# Friday 4/18



## fatalbert43 (Dec 13, 2006)

;D no body likes you. ;D


----------



## brew1891 (Dec 10, 2006)

I like to think it's just that the gulf coast section = teh suk...it can't be me right? :'(

It was windy and choppy...did more exploring than fishing...the HB did ok but I could have used a 20' pathfinder for sure.

I need to get a TM to fish the bay area...and then maybe find someone to show me around the south area.


----------



## Guest (Apr 19, 2008)

> I like to think it's just that the gulf coast section = teh suk...it can't be me right? :'(
> 
> It was windy and choppy...did more exploring than fishing...the HB did ok but I could have used a 20' pathfinder for sure.
> 
> I need to get a TM to fish the bay area...and then maybe find someone to show me around the south area.

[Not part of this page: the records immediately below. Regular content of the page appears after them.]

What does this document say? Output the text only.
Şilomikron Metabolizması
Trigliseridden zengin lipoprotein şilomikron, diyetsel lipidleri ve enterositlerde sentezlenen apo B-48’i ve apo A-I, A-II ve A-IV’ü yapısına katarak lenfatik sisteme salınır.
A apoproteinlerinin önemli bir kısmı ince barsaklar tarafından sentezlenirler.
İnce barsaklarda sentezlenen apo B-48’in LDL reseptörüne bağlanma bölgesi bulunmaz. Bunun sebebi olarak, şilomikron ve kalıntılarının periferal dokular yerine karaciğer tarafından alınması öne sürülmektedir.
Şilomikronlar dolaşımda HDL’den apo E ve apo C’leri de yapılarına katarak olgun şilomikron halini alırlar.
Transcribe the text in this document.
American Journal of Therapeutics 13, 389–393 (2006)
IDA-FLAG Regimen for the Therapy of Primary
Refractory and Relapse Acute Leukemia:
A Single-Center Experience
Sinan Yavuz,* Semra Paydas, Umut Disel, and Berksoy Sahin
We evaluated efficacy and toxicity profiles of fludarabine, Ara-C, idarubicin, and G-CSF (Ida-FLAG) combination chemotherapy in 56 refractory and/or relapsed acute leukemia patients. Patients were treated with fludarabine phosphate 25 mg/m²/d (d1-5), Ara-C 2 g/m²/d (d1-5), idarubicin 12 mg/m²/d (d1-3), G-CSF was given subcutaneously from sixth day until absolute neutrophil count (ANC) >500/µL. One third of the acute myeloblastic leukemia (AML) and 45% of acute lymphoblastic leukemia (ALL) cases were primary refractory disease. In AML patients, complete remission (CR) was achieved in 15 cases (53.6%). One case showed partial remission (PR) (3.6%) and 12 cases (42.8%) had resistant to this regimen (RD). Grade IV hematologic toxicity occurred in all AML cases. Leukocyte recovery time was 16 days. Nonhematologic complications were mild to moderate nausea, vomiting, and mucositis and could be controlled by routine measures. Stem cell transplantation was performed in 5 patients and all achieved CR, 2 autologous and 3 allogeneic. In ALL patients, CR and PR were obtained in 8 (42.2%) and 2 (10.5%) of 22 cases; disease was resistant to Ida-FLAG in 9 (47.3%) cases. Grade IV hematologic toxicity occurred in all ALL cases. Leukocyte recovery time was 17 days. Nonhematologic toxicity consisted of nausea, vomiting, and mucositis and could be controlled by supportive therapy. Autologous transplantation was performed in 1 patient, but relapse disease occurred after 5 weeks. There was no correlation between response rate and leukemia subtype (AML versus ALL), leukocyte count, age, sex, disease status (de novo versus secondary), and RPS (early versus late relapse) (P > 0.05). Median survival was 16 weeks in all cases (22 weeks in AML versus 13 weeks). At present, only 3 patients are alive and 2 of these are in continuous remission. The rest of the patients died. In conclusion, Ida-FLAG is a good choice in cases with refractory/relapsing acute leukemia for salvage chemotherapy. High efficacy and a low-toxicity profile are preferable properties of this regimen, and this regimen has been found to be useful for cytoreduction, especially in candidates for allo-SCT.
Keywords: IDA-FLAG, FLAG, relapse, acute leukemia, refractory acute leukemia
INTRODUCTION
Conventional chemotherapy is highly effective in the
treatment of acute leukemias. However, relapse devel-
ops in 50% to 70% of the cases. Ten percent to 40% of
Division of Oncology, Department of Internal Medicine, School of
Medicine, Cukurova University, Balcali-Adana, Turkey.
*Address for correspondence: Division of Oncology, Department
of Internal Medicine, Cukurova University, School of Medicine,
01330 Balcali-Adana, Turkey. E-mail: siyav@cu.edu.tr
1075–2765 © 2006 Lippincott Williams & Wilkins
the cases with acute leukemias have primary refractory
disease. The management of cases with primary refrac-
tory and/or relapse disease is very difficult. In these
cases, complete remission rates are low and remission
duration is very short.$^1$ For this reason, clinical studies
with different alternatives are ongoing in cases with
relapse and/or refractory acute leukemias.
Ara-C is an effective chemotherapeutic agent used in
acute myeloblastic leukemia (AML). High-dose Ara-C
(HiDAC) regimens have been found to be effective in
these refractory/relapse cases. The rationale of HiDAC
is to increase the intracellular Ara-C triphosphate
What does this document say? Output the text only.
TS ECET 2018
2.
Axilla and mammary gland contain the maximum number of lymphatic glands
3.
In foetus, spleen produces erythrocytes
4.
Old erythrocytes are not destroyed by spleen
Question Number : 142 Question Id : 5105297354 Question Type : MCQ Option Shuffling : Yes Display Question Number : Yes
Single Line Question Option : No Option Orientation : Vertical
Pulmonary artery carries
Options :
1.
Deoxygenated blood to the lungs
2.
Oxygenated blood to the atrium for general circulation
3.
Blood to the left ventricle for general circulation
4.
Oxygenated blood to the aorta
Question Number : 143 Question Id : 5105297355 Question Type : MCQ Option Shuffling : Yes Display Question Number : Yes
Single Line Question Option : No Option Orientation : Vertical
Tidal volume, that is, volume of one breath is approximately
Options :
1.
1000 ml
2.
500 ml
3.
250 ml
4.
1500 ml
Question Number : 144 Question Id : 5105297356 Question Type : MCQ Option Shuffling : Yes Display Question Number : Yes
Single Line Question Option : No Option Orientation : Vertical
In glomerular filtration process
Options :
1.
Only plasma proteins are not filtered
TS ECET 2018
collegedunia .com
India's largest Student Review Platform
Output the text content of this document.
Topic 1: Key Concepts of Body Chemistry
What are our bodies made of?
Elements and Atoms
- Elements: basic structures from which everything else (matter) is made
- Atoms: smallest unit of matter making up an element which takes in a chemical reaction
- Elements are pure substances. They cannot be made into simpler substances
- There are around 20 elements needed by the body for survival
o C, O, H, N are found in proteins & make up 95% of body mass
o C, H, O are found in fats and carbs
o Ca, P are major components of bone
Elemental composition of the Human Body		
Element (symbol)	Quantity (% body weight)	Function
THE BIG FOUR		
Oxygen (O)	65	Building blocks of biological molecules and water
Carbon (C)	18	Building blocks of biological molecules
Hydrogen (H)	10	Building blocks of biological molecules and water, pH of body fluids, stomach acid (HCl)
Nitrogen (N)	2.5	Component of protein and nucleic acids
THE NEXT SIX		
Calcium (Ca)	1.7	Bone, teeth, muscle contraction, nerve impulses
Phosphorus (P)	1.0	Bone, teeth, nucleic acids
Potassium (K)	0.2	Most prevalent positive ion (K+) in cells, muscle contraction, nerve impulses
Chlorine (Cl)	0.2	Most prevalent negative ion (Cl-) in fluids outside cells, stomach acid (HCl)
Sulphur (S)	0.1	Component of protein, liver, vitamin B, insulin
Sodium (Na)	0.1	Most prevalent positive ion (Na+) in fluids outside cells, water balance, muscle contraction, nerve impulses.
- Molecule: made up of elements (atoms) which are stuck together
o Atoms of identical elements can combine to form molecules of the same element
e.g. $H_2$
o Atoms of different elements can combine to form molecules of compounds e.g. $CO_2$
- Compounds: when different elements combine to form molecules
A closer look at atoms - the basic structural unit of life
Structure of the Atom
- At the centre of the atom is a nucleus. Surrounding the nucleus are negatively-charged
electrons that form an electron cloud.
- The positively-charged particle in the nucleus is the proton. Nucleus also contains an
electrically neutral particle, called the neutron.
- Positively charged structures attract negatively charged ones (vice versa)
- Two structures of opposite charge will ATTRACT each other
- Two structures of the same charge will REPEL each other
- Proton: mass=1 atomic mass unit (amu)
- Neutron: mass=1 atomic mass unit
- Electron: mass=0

Some of us have to work.    Talking about it here only pisses us off.  How's that for a WC welcome. ;D ;D ;D ;D

Maybe in a few weeks with a little more warning we could make something happen. 

And that "fatalbert" guy [smiley=StirPotChef.gif] [smiley=StirPotChef.gif] : : We don't like him and he's looking for friends on another forum. ;D ;D ;D ;D He's a SFL boy now.


----------